Largo viaje hacia la noche | Crítica

En las texturas y el flujo de los sueños

Apenas dos películas han bastado para señalar a Bi Gan como el abanderado de la última generación del cine chino, nuevo niño mimado de una crítica que parece tener prisa por señalar a los herederos naturales de la que ha sido la mejor oleada de autores asiáticos en el cambio de siglo, esa que han protagonizado Hou Hsiao-Hsien y Tsai Ming Liang en Taiwán, Wong Kar wai en Hong Kong, Jia Zhangke en la China continental o Apitchapong Weerasethakul desde Tailandia.

A diferencia de Zhankge o del malogrado Hu Bo (An elephant sitting still), Bi Gan se mueve en un territorio en el que las huellas de lo real o lo social parecen dar paso directo al territorio del sueño y la cinefilia, que se fraguaba ya en su primer largo, Kaili Blues, y en este de título de resonancias dramáticas (Eugene O’Neall), en un explícito homenaje a directores como Hitchcock (Vertigo, una vez más), Tarkovski, Resnais, Lynch, Tarr o algunos de los arriba mencionados.

Un cine del sueño o el duermevela, un cine de texturas, colores y sonidos hipnóticos que trascienden, se desdoblan y envuelven la imagen en una suerte de magma flotante en el que se funden y confunden los tiempos y en el que las narrativas fragmentadas se dan el relevo entre lo imaginado, lo real, lo azaroso y lo onírico.

Largo viaje hacia la noche regresa a la región en el suroeste chino de la que Bi Gan es originario para volver a hacer de ella una suerte de territorio mítico para la nostalgia y la melancolía, un espacio atravesado por una cámara digital, ingrávida, voladora incluso, en busca de leves asideros de género (estamos aquí ante una suerte de film noir en el que un hombre busca el paradero de una mujer que tal vez sólo existe en su imaginación) que conduzcan, en efecto, un largo camino de sensaciones y tonalidades que remiten a un estado de conciencia lúcida suspendida entre una voz en off de régimen poético y un ojo que se desplaza con suavidad ceremonial hacia esa catarsis de estilo fraguada en un largo plano secuencia de 60 minutos que busca la salida del filme y que Bi Gan ha rodado en 3D.

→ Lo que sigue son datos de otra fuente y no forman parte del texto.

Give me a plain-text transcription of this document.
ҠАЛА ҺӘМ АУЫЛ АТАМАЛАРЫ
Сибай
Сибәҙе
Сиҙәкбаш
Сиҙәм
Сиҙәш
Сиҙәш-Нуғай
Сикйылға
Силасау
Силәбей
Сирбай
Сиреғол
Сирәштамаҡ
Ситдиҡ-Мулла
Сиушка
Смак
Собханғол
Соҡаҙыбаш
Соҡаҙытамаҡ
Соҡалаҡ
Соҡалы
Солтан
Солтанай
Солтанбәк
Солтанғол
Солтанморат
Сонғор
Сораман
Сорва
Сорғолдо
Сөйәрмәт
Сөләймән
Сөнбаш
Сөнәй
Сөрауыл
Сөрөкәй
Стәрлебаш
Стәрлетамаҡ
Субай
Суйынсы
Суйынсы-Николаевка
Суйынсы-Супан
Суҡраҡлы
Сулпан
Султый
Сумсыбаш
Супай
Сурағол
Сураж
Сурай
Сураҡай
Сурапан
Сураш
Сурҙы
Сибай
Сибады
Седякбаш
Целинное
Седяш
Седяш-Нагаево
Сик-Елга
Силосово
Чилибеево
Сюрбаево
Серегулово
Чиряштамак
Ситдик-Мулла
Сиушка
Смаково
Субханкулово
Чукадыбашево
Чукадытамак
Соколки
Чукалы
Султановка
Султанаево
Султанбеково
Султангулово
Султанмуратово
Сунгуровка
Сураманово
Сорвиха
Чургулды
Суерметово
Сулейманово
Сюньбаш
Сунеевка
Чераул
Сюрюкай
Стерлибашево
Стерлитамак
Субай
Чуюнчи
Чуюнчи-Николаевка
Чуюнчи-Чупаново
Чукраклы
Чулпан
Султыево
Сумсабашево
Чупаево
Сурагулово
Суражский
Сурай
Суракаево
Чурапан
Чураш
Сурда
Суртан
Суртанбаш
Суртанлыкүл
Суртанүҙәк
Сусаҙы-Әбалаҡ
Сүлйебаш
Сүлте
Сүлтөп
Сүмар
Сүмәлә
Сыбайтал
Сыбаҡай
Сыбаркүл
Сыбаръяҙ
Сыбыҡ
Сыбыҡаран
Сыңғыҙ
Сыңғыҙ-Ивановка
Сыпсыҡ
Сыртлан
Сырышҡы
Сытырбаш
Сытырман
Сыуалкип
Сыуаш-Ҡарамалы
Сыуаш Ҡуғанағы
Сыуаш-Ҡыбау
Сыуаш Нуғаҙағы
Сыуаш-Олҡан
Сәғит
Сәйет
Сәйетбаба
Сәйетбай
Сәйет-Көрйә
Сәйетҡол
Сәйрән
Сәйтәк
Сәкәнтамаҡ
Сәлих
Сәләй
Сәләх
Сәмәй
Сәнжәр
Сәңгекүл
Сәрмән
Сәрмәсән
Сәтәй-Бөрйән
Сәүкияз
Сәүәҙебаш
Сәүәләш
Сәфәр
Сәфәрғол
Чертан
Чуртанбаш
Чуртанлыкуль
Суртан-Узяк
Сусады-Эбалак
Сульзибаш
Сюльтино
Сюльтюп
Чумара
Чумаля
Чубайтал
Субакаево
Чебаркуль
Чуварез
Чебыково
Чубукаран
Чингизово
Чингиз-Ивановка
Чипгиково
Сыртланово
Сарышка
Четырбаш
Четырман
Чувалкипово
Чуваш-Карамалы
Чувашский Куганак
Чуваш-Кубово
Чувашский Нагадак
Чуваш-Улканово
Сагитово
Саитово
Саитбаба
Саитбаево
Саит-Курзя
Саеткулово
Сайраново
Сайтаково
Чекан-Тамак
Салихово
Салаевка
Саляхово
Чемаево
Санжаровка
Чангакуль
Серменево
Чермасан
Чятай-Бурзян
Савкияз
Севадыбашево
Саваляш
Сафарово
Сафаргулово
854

Así, este complejo ejercicio de estilo no quiere ser tanto una demostración de virtuosismo, que también, sino la materialización de este constante desplazamiento entre lo real y lo imaginado, entre presente y pasado, entre el relato y su interiorización subjetiva, en una fórmula tan estimulante como, por momentos, algo ensimismada. Hay en esta poesía de la memoria herida y el reencuentro con los fantasmas una cierta sensación de artificio caligráfico en el que dar cita a los cineastas amados antes que a la construcción de una forma orgánica nacida de la propia materia lírica del relato. El joven Bi Gan, 29 años, parece haber visto más cine que vivido esas experiencias del recuerdo convertido en hermosa materia plástica y relato suspendido.